Not surprisingly, organ transplant recipients have an elevated risk for subsequently developing many malignancies post-transplant, including non-Hodgkin lymphoma and infection-related malignancies such as anal or other HPV-related tumors and Kaposi sarcoma. These are likely due to immunosuppression, but other factors may be involved. Recipients of liver, kidney, and lung transplants seem to have the most elevated risk for malignancies.4 Again, the relative risk of not performing a transplant and potential years gained must be weighed against performing a transplant from a patient with malignancy or a potentially infectious process.

There is probably never going to be an easy yes or no answer to this question.

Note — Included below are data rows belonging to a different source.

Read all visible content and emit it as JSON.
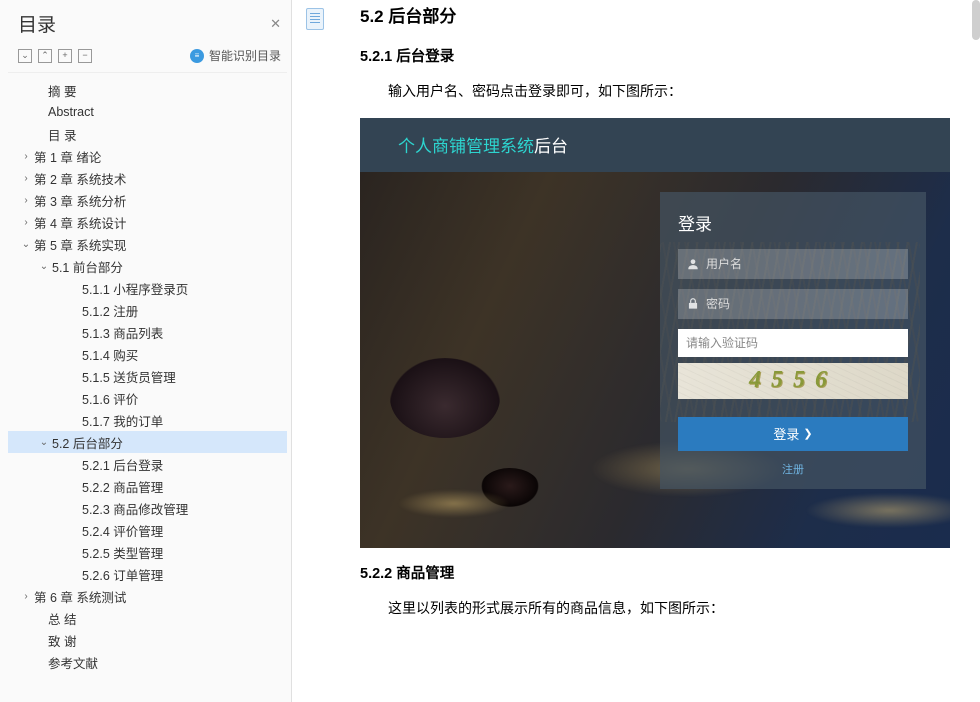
{
  "sidebar": {
    "title": "目录",
    "smart_toc": "智能识别目录",
    "items": [
      {
        "label": "摘  要",
        "level": "lvl0",
        "chev": ""
      },
      {
        "label": "Abstract",
        "level": "lvl0",
        "chev": ""
      },
      {
        "label": "目  录",
        "level": "lvl0",
        "chev": ""
      },
      {
        "label": "第 1 章  绪论",
        "level": "lvl0c",
        "chev": "›"
      },
      {
        "label": "第 2 章  系统技术",
        "level": "lvl0c",
        "chev": "›"
      },
      {
        "label": "第 3 章  系统分析",
        "level": "lvl0c",
        "chev": "›"
      },
      {
        "label": "第 4 章  系统设计",
        "level": "lvl0c",
        "chev": "›"
      },
      {
        "label": "第 5 章  系统实现",
        "level": "lvl0c",
        "chev": "⌄"
      },
      {
        "label": "5.1 前台部分",
        "level": "lvl1",
        "chev": "⌄"
      },
      {
        "label": "5.1.1 小程序登录页",
        "level": "lvl2",
        "chev": ""
      },
      {
        "label": "5.1.2 注册",
        "level": "lvl2",
        "chev": ""
      },
      {
        "label": "5.1.3 商品列表",
        "level": "lvl2",
        "chev": ""
      },
      {
        "label": "5.1.4 购买",
        "level": "lvl2",
        "chev": ""
      },
      {
        "label": "5.1.5 送货员管理",
        "level": "lvl2",
        "chev": ""
      },
      {
        "label": "5.1.6 评价",
        "level": "lvl2",
        "chev": ""
      },
      {
        "label": "5.1.7 我的订单",
        "level": "lvl2",
        "chev": ""
      },
      {
        "label": "5.2 后台部分",
        "level": "lvl1",
        "chev": "⌄",
        "active": true
      },
      {
        "label": "5.2.1 后台登录",
        "level": "lvl2",
        "chev": ""
      },
      {
        "label": "5.2.2 商品管理",
        "level": "lvl2",
        "chev": ""
      },
      {
        "label": "5.2.3 商品修改管理",
        "level": "lvl2",
        "chev": ""
      },
      {
        "label": "5.2.4 评价管理",
        "level": "lvl2",
        "chev": ""
      },
      {
        "label": "5.2.5 类型管理",
        "level": "lvl2",
        "chev": ""
      },
      {
        "label": "5.2.6 订单管理",
        "level": "lvl2",
        "chev": ""
      },
      {
        "label": "第 6 章  系统测试",
        "level": "lvl0c",
        "chev": "›"
      },
      {
        "label": "总  结",
        "level": "lvl0",
        "chev": ""
      },
      {
        "label": "致  谢",
        "level": "lvl0",
        "chev": ""
      },
      {
        "label": "参考文献",
        "level": "lvl0",
        "chev": ""
      }
    ]
  },
  "doc": {
    "h2": "5.2  后台部分",
    "h3a": "5.2.1  后台登录",
    "p1": "输入用户名、密码点击登录即可，如下图所示：",
    "h3b": "5.2.2  商品管理",
    "p2": "这里以列表的形式展示所有的商品信息，如下图所示："
  },
  "screenshot": {
    "title_a": "个人商铺管理系统",
    "title_b": "后台",
    "login_title": "登录",
    "username_ph": "用户名",
    "password_ph": "密码",
    "captcha_ph": "请输入验证码",
    "captcha_code": "4556",
    "login_btn": "登录",
    "register": "注册"
  }
}
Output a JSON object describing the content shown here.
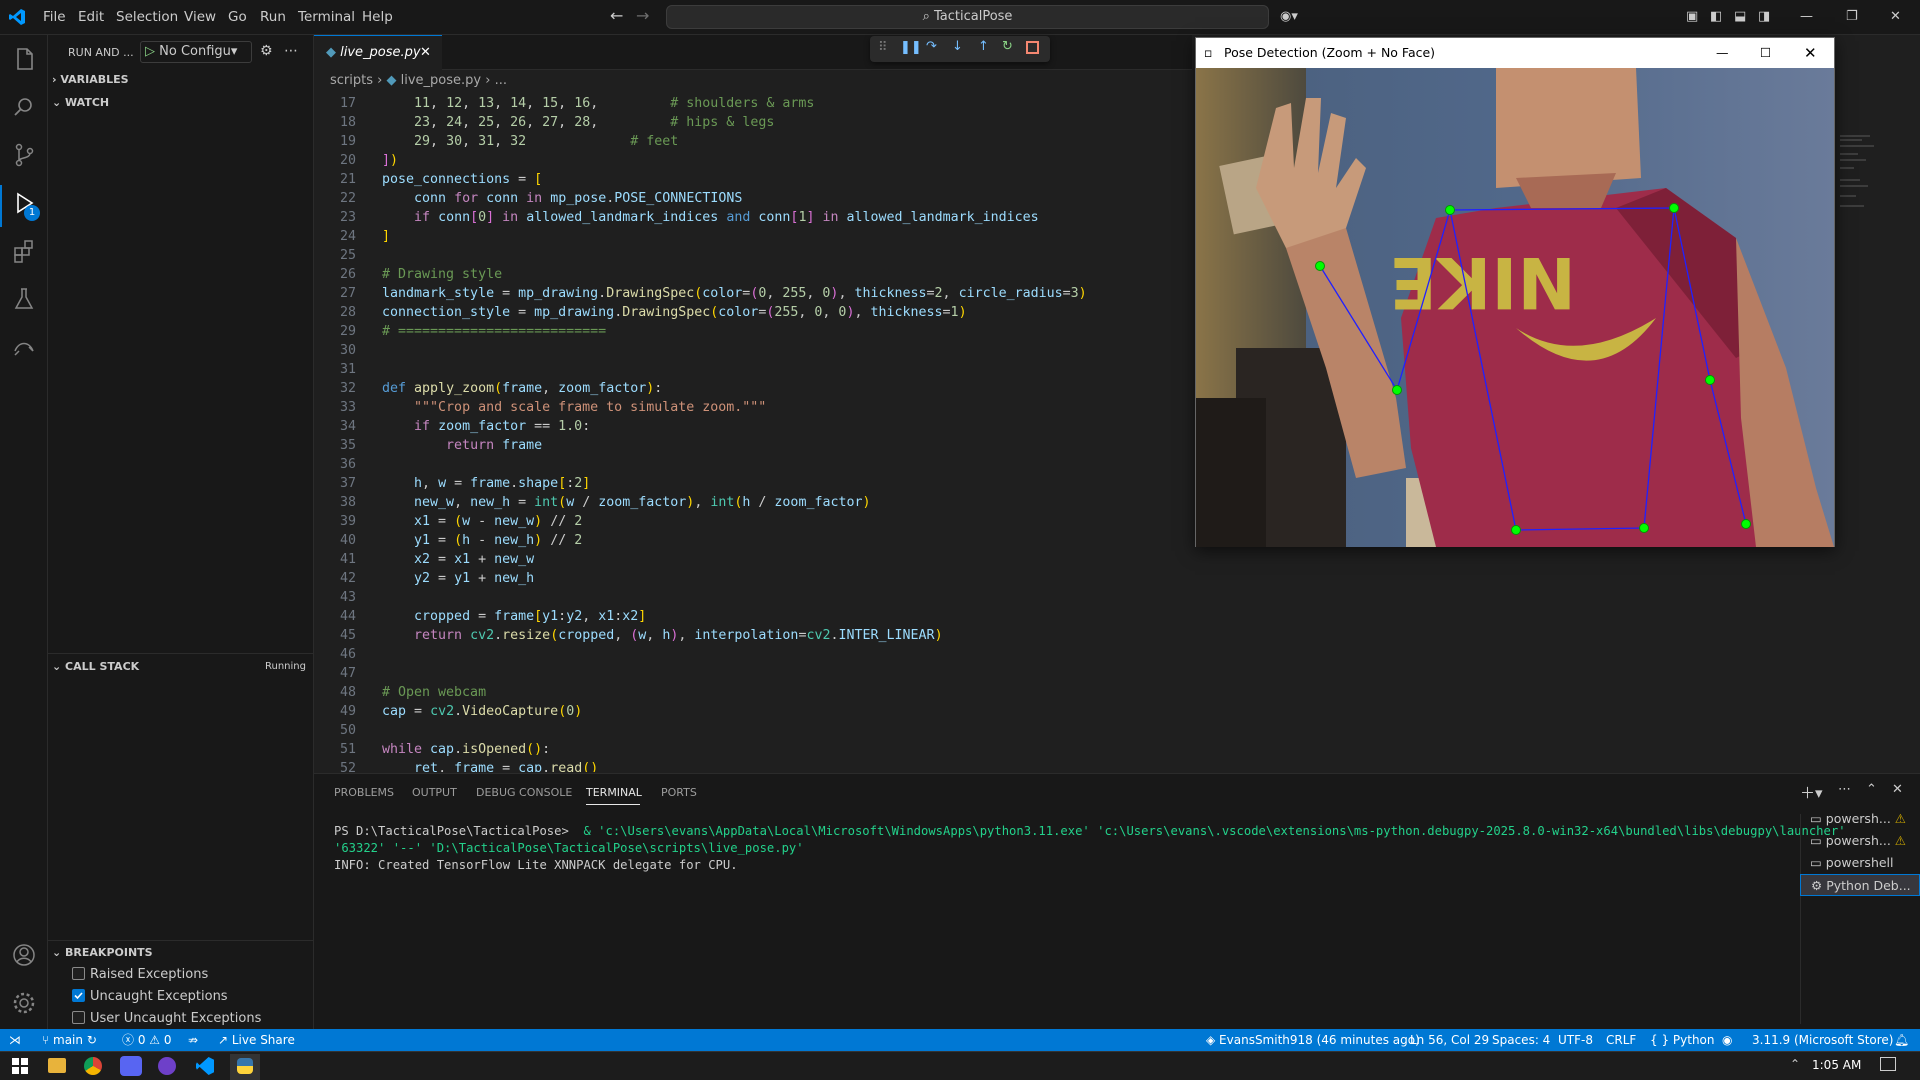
{
  "titlebar": {
    "menus": [
      "File",
      "Edit",
      "Selection",
      "View",
      "Go",
      "Run",
      "Terminal",
      "Help"
    ],
    "search_text": "TacticalPose"
  },
  "sidebar": {
    "run_label": "RUN AND ...",
    "config": "No Configu",
    "variables": "VARIABLES",
    "watch": "WATCH",
    "call_stack": "CALL STACK",
    "call_stack_status": "Running",
    "breakpoints": "BREAKPOINTS",
    "bp_items": [
      {
        "label": "Raised Exceptions",
        "checked": false
      },
      {
        "label": "Uncaught Exceptions",
        "checked": true
      },
      {
        "label": "User Uncaught Exceptions",
        "checked": false
      }
    ],
    "debug_badge": "1"
  },
  "editor": {
    "tab": "live_pose.py",
    "breadcrumb": [
      "scripts",
      "live_pose.py",
      "..."
    ],
    "lines": [
      "17",
      "18",
      "19",
      "20",
      "21",
      "22",
      "23",
      "24",
      "25",
      "26",
      "27",
      "28",
      "29",
      "30",
      "31",
      "32",
      "33",
      "34",
      "35",
      "36",
      "37",
      "38",
      "39",
      "40",
      "41",
      "42",
      "43",
      "44",
      "45",
      "46",
      "47",
      "48",
      "49",
      "50",
      "51",
      "52"
    ]
  },
  "panel": {
    "tabs": [
      "PROBLEMS",
      "OUTPUT",
      "DEBUG CONSOLE",
      "TERMINAL",
      "PORTS"
    ],
    "active_tab": "TERMINAL",
    "term_prompt": "PS D:\\TacticalPose\\TacticalPose> ",
    "term_cmd1": " & 'c:\\Users\\evans\\AppData\\Local\\Microsoft\\WindowsApps\\python3.11.exe' 'c:\\Users\\evans\\.vscode\\extensions\\ms-python.debugpy-2025.8.0-win32-x64\\bundled\\libs\\debugpy\\launcher'",
    "term_cmd2": "'63322' '--' 'D:\\TacticalPose\\TacticalPose\\scripts\\live_pose.py'",
    "term_info": "INFO: Created TensorFlow Lite XNNPACK delegate for CPU.",
    "terminals": [
      "powersh...",
      "powersh...",
      "powershell",
      "Python Deb..."
    ]
  },
  "status": {
    "branch": "main",
    "errors": "0",
    "warnings": "0",
    "live_share": "Live Share",
    "author": "EvansSmith918 (46 minutes ago)",
    "position": "Ln 56, Col 29",
    "spaces": "Spaces: 4",
    "encoding": "UTF-8",
    "eol": "CRLF",
    "language": "Python",
    "interpreter": "3.11.9 (Microsoft Store)"
  },
  "pose_window": {
    "title": "Pose Detection (Zoom + No Face)"
  },
  "taskbar": {
    "time": "1:05 AM"
  },
  "colors": {
    "accent": "#0078d4",
    "landmark": "#00ff00",
    "connection": "#0000ff"
  }
}
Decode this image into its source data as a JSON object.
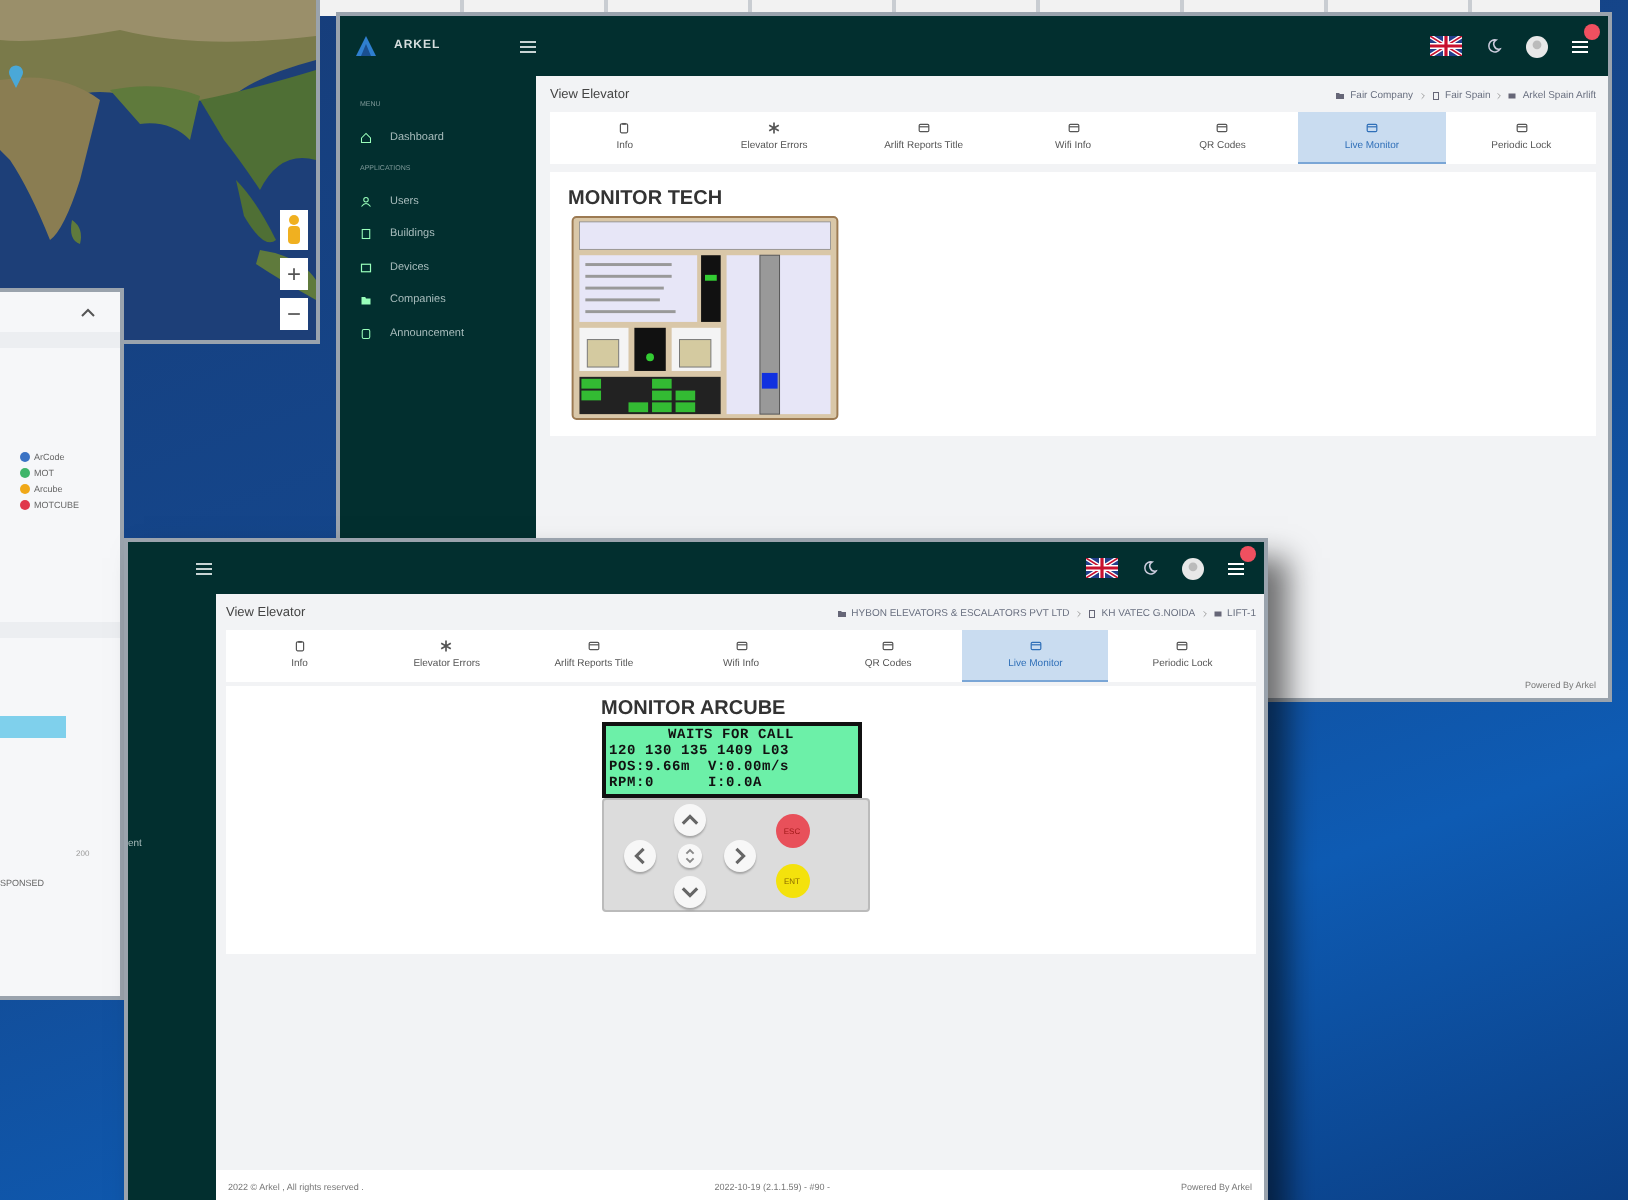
{
  "map": {
    "controls": [
      "+",
      "−"
    ]
  },
  "chart_panel": {
    "legend": [
      {
        "label": "ArCode",
        "color": "#3b73c4"
      },
      {
        "label": "MOT",
        "color": "#3fb56a"
      },
      {
        "label": "Arcube",
        "color": "#f0a818"
      },
      {
        "label": "MOTCUBE",
        "color": "#e0384c"
      }
    ],
    "tick": "200",
    "caption": "SPONSED"
  },
  "windows": [
    {
      "logo": "ARKEL",
      "sidebar": {
        "sections": [
          {
            "heading": "MENU",
            "items": [
              {
                "label": "Dashboard"
              }
            ]
          },
          {
            "heading": "APPLICATIONS",
            "items": [
              {
                "label": "Users"
              },
              {
                "label": "Buildings"
              },
              {
                "label": "Devices"
              },
              {
                "label": "Companies"
              },
              {
                "label": "Announcement"
              }
            ]
          }
        ]
      },
      "page_title": "View Elevator",
      "breadcrumb": [
        {
          "label": "Fair Company"
        },
        {
          "label": "Fair Spain"
        },
        {
          "label": "Arkel Spain Arlift"
        }
      ],
      "tabs": [
        {
          "label": "Info",
          "selected": false
        },
        {
          "label": "Elevator Errors",
          "selected": false
        },
        {
          "label": "Arlift Reports Title",
          "selected": false
        },
        {
          "label": "Wifi Info",
          "selected": false
        },
        {
          "label": "QR Codes",
          "selected": false
        },
        {
          "label": "Live Monitor",
          "selected": true
        },
        {
          "label": "Periodic Lock",
          "selected": false
        }
      ],
      "monitor": {
        "kind": "tech",
        "title": "MONITOR TECH"
      },
      "footer": {
        "right": "Powered By Arkel"
      }
    },
    {
      "sidebar_fragment": "ent",
      "page_title": "View Elevator",
      "breadcrumb": [
        {
          "label": "HYBON ELEVATORS & ESCALATORS PVT LTD"
        },
        {
          "label": "KH VATEC G.NOIDA"
        },
        {
          "label": "LIFT-1"
        }
      ],
      "tabs": [
        {
          "label": "Info",
          "selected": false
        },
        {
          "label": "Elevator Errors",
          "selected": false
        },
        {
          "label": "Arlift Reports Title",
          "selected": false
        },
        {
          "label": "Wifi Info",
          "selected": false
        },
        {
          "label": "QR Codes",
          "selected": false
        },
        {
          "label": "Live Monitor",
          "selected": true
        },
        {
          "label": "Periodic Lock",
          "selected": false
        }
      ],
      "monitor": {
        "kind": "arcube",
        "title": "MONITOR ARCUBE",
        "lcd_lines": [
          "WAITS FOR CALL",
          "120 130 135 1409 L03",
          "POS:9.66m  V:0.00m/s",
          "RPM:0      I:0.0A"
        ],
        "keys": [
          "ESC",
          "ENT"
        ]
      },
      "footer": {
        "left": "2022 © Arkel , All rights reserved .",
        "center": "2022-10-19 (2.1.1.59) - #90 -",
        "right": "Powered By Arkel"
      }
    }
  ]
}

Each incidence will occur amid a unique set of variables, and the careful clinical judgment of many experts will be needed to assess the proper steps, in conjunction with the patient’s wishes.

  1. Sens MA, Zhou X, Weiland T, Cooley AM. Unexpected neoplasia in autopsies: potential implications for tissue and organ safety. Arch Pathol Lab Med. 2009;133(12):1923–1931.
  2. Advisory Committee on the Safety of Blood, Tissues and Organs. Transplantation of organs from deceased donors with cancer or a history of cancer. http://odt.nhs.uk/pdf/transplantation_of_organs_from_deceased_donors_with_cancer_or_a_history_of_cancer.pdf. Published April 22, 2014. Accessed Aug. 1, 2014.
  3. Dutkowski P, Clavien PA. Solutions to shortage of liver grafts for transplantation. Br J Surg. 2014;101(7):739–741.
  4. Engels EA, Pfeiffer RM, Fraumeni JF Jr, et al. Spectrum of cancer risk among US solid organ transplant recipients. JAMA. 2011;306(17):1891–1901.

Philip A. Branton, MD
Surgical Pathologist
Biorepositories and Biospecimen Research Branch
National Institutes of Health Bethesda, Md.